Managing Hyperkalemia with Patiromer in Patients With HFrEF and CKD

Treatment for heart failure with reduced ejection fraction HFrEF) and chronic kidney disease includes use of renin-angiotensin-aldosterone system inhibitors (RAASi). Treatment guidelines recommend discontinuation of RAASi therapy only as a last resort in that patient population, yet, according to Matthew R. Weir, MD, University of Maryland School of Medicine, Baltimore, and colleagues, RAASi therapy is underused.

The researchers conducted a study to test the hypothesis that treatment with patiromer, a novel potassium binder, would result in lowering of serum potassium levels, which in turn would facilitate guideline directed medical therapy in patients with comorbid HFrEF and CKD. Results of the DIAMOND trial were reported during a poster session at the NKF spring Clinical Meetings  2022 in a poster titled Patiromer for the Management of Hyperkalemia in Heart Failure Patients With Reduced Ejection Fraction Receiving Renin-Angiotensin-Aldosterone System Inhibitors: Results From a Prespecified Chronic Kidney Disease Subgroup Analysis: The DAIMOND Trial.

Eligible DIAMOND trial patients had HFrEF with current or history of hyperkalemia due to RAASi.
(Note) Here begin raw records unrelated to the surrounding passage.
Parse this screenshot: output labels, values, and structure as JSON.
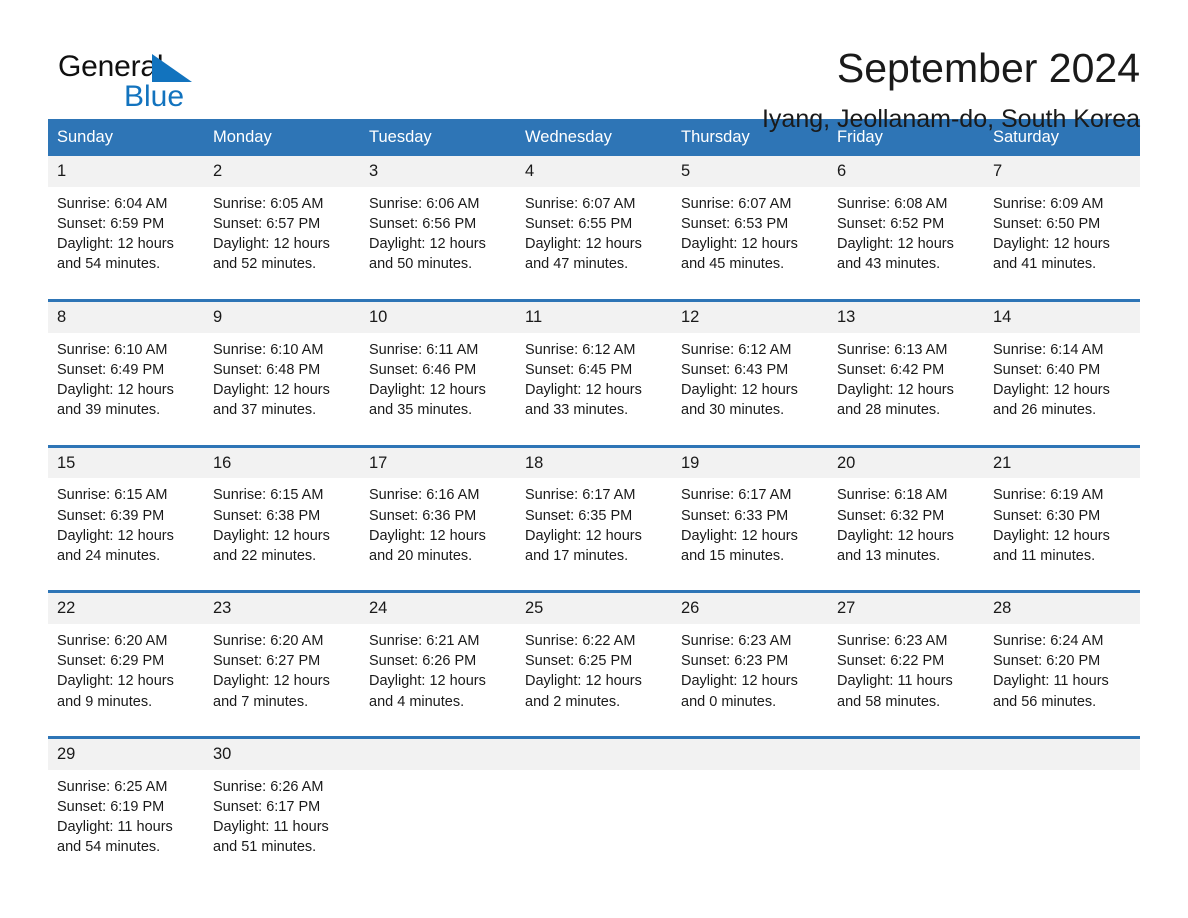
{
  "brand": {
    "name_part1": "General",
    "name_part2": "Blue",
    "accent_color": "#1273BE",
    "triangle_icon": "brand-triangle-icon"
  },
  "header": {
    "title": "September 2024",
    "subtitle": "Iyang, Jeollanam-do, South Korea"
  },
  "calendar": {
    "header_color": "#2E75B6",
    "date_band_color": "#F2F2F2",
    "weekdays": [
      "Sunday",
      "Monday",
      "Tuesday",
      "Wednesday",
      "Thursday",
      "Friday",
      "Saturday"
    ],
    "weeks": [
      [
        {
          "day": "1",
          "sunrise": "Sunrise: 6:04 AM",
          "sunset": "Sunset: 6:59 PM",
          "daylight": "Daylight: 12 hours and 54 minutes."
        },
        {
          "day": "2",
          "sunrise": "Sunrise: 6:05 AM",
          "sunset": "Sunset: 6:57 PM",
          "daylight": "Daylight: 12 hours and 52 minutes."
        },
        {
          "day": "3",
          "sunrise": "Sunrise: 6:06 AM",
          "sunset": "Sunset: 6:56 PM",
          "daylight": "Daylight: 12 hours and 50 minutes."
        },
        {
          "day": "4",
          "sunrise": "Sunrise: 6:07 AM",
          "sunset": "Sunset: 6:55 PM",
          "daylight": "Daylight: 12 hours and 47 minutes."
        },
        {
          "day": "5",
          "sunrise": "Sunrise: 6:07 AM",
          "sunset": "Sunset: 6:53 PM",
          "daylight": "Daylight: 12 hours and 45 minutes."
        },
        {
          "day": "6",
          "sunrise": "Sunrise: 6:08 AM",
          "sunset": "Sunset: 6:52 PM",
          "daylight": "Daylight: 12 hours and 43 minutes."
        },
        {
          "day": "7",
          "sunrise": "Sunrise: 6:09 AM",
          "sunset": "Sunset: 6:50 PM",
          "daylight": "Daylight: 12 hours and 41 minutes."
        }
      ],
      [
        {
          "day": "8",
          "sunrise": "Sunrise: 6:10 AM",
          "sunset": "Sunset: 6:49 PM",
          "daylight": "Daylight: 12 hours and 39 minutes."
        },
        {
          "day": "9",
          "sunrise": "Sunrise: 6:10 AM",
          "sunset": "Sunset: 6:48 PM",
          "daylight": "Daylight: 12 hours and 37 minutes."
        },
        {
          "day": "10",
          "sunrise": "Sunrise: 6:11 AM",
          "sunset": "Sunset: 6:46 PM",
          "daylight": "Daylight: 12 hours and 35 minutes."
        },
        {
          "day": "11",
          "sunrise": "Sunrise: 6:12 AM",
          "sunset": "Sunset: 6:45 PM",
          "daylight": "Daylight: 12 hours and 33 minutes."
        },
        {
          "day": "12",
          "sunrise": "Sunrise: 6:12 AM",
          "sunset": "Sunset: 6:43 PM",
          "daylight": "Daylight: 12 hours and 30 minutes."
        },
        {
          "day": "13",
          "sunrise": "Sunrise: 6:13 AM",
          "sunset": "Sunset: 6:42 PM",
          "daylight": "Daylight: 12 hours and 28 minutes."
        },
        {
          "day": "14",
          "sunrise": "Sunrise: 6:14 AM",
          "sunset": "Sunset: 6:40 PM",
          "daylight": "Daylight: 12 hours and 26 minutes."
        }
      ],
      [
        {
          "day": "15",
          "sunrise": "Sunrise: 6:15 AM",
          "sunset": "Sunset: 6:39 PM",
          "daylight": "Daylight: 12 hours and 24 minutes."
        },
        {
          "day": "16",
          "sunrise": "Sunrise: 6:15 AM",
          "sunset": "Sunset: 6:38 PM",
          "daylight": "Daylight: 12 hours and 22 minutes."
        },
        {
          "day": "17",
          "sunrise": "Sunrise: 6:16 AM",
          "sunset": "Sunset: 6:36 PM",
          "daylight": "Daylight: 12 hours and 20 minutes."
        },
        {
          "day": "18",
          "sunrise": "Sunrise: 6:17 AM",
          "sunset": "Sunset: 6:35 PM",
          "daylight": "Daylight: 12 hours and 17 minutes."
        },
        {
          "day": "19",
          "sunrise": "Sunrise: 6:17 AM",
          "sunset": "Sunset: 6:33 PM",
          "daylight": "Daylight: 12 hours and 15 minutes."
        },
        {
          "day": "20",
          "sunrise": "Sunrise: 6:18 AM",
          "sunset": "Sunset: 6:32 PM",
          "daylight": "Daylight: 12 hours and 13 minutes."
        },
        {
          "day": "21",
          "sunrise": "Sunrise: 6:19 AM",
          "sunset": "Sunset: 6:30 PM",
          "daylight": "Daylight: 12 hours and 11 minutes."
        }
      ],
      [
        {
          "day": "22",
          "sunrise": "Sunrise: 6:20 AM",
          "sunset": "Sunset: 6:29 PM",
          "daylight": "Daylight: 12 hours and 9 minutes."
        },
        {
          "day": "23",
          "sunrise": "Sunrise: 6:20 AM",
          "sunset": "Sunset: 6:27 PM",
          "daylight": "Daylight: 12 hours and 7 minutes."
        },
        {
          "day": "24",
          "sunrise": "Sunrise: 6:21 AM",
          "sunset": "Sunset: 6:26 PM",
          "daylight": "Daylight: 12 hours and 4 minutes."
        },
        {
          "day": "25",
          "sunrise": "Sunrise: 6:22 AM",
          "sunset": "Sunset: 6:25 PM",
          "daylight": "Daylight: 12 hours and 2 minutes."
        },
        {
          "day": "26",
          "sunrise": "Sunrise: 6:23 AM",
          "sunset": "Sunset: 6:23 PM",
          "daylight": "Daylight: 12 hours and 0 minutes."
        },
        {
          "day": "27",
          "sunrise": "Sunrise: 6:23 AM",
          "sunset": "Sunset: 6:22 PM",
          "daylight": "Daylight: 11 hours and 58 minutes."
        },
        {
          "day": "28",
          "sunrise": "Sunrise: 6:24 AM",
          "sunset": "Sunset: 6:20 PM",
          "daylight": "Daylight: 11 hours and 56 minutes."
        }
      ],
      [
        {
          "day": "29",
          "sunrise": "Sunrise: 6:25 AM",
          "sunset": "Sunset: 6:19 PM",
          "daylight": "Daylight: 11 hours and 54 minutes."
        },
        {
          "day": "30",
          "sunrise": "Sunrise: 6:26 AM",
          "sunset": "Sunset: 6:17 PM",
          "daylight": "Daylight: 11 hours and 51 minutes."
        },
        {
          "day": "",
          "sunrise": "",
          "sunset": "",
          "daylight": ""
        },
        {
          "day": "",
          "sunrise": "",
          "sunset": "",
          "daylight": ""
        },
        {
          "day": "",
          "sunrise": "",
          "sunset": "",
          "daylight": ""
        },
        {
          "day": "",
          "sunrise": "",
          "sunset": "",
          "daylight": ""
        },
        {
          "day": "",
          "sunrise": "",
          "sunset": "",
          "daylight": ""
        }
      ]
    ]
  }
}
Patients were enrolled in a single-blinded run-in phase of up to 12 weeks where patients were optimized on RAASi therapy including mineralocorticoid receptor antagonist (MRA) and patiromer. Those who successfully completed the run-in phase were randomized double-blind in a 1:1 ratio to either continued patiromer or placebo (patiromer withdraw group).

The primary end point of interest was the mean difference in serum potassium from baseline for the duration of the trial. Secondary end points were assessed in hierarchical sequence: (1) hyperkalemia events, defined as serum potassium >5.5 mEq/L; (2) durable enablement of MRA at target dose; (3) investigator reported adverse events of hyperkalemia; (4) morbidity adjusted hyperkalemia events; and (5) a comprehensive RAASi use score. Prespecified subgroups of interest included CKD stage (stage 1-2 vs stages ≥3a and stage ≤3a vs stage ≥3b).
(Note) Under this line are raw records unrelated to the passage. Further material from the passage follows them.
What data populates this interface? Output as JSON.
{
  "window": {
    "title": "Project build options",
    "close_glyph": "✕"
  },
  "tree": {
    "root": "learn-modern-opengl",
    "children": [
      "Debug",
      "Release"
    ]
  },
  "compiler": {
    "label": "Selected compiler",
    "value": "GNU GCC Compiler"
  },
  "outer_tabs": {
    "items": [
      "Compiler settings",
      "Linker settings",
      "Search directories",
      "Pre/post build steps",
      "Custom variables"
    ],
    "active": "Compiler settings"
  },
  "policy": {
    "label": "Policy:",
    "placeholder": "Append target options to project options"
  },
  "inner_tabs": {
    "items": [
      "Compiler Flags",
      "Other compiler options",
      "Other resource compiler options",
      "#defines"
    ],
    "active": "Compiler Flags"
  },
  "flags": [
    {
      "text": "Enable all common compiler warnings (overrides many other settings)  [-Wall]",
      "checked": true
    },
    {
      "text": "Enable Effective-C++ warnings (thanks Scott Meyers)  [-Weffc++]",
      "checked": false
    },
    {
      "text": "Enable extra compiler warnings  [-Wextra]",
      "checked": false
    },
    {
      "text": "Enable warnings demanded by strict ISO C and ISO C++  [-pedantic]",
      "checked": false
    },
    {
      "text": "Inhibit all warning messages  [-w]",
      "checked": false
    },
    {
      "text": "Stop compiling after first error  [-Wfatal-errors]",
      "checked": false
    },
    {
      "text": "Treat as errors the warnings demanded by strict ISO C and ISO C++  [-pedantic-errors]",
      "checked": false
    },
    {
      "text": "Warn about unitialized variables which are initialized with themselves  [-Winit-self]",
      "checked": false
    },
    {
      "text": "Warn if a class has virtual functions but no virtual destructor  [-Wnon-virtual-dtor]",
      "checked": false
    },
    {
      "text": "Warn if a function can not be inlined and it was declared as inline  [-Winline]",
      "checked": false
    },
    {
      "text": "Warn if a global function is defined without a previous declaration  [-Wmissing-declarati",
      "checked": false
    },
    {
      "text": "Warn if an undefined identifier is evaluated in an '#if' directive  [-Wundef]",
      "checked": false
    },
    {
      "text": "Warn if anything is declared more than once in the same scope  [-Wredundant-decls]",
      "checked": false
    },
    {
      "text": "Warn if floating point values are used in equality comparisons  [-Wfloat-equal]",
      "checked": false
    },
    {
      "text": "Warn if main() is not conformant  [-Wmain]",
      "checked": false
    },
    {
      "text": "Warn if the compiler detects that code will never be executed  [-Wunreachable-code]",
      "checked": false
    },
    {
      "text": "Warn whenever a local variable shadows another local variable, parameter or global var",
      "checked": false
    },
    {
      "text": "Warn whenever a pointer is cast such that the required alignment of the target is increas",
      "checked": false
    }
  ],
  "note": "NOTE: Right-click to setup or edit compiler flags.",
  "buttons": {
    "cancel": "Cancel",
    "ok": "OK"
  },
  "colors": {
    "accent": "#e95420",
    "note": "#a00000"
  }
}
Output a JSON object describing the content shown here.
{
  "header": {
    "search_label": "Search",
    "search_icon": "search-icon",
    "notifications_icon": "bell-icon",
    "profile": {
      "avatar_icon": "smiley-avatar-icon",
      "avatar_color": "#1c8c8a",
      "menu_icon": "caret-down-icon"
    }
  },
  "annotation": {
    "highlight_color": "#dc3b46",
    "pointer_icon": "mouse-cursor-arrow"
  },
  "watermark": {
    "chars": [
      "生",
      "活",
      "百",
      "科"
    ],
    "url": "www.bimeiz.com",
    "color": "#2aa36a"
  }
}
Of the 1195 patients who entered the run-in phase, 878 were randomized. Follow-up ended June 24, 2021. In the total cohort, median duration of follow-up was 27 weeks.

There were significant reductions in serum potassium observed with patiromer versus placebo regardless of estimated glomerular filtration rate (eGFR). For both CKD subgroups, treatment emergent adverse events were similar in both the patiromer and the placebo group.

In conclusion, the researchers said, “Pre-specified CKD subgroup analysis of the DIAMOND trial revealed that improvements in serum potassium with patiromer versus placebo were greater at higher CKD stages. The ability of patiromer to extend the time to first hyperkalemic event and time to reduction in MRA and reduce the likelihood of recurrent hyperkalemia adverse events was also greater with lower eGFR.”

This study was supported by Vifor Pharma Ltd.

Source: Weir MR, Butler J, Ander SD, et al. Patiromer for the management of hyperkalemia in heart failure patients with reduced ejection fraction receiving renin-angiotensin-aldosterone system inhibitors: results from a prespecified chronic kidney disease subgroup analysis: the DIAMOND trial. Poster presented at the National Kidney Foundation Spring Clinical Meetings 2022 (Abstract #374), Boston, Massachusetts, April 6-10, 2022.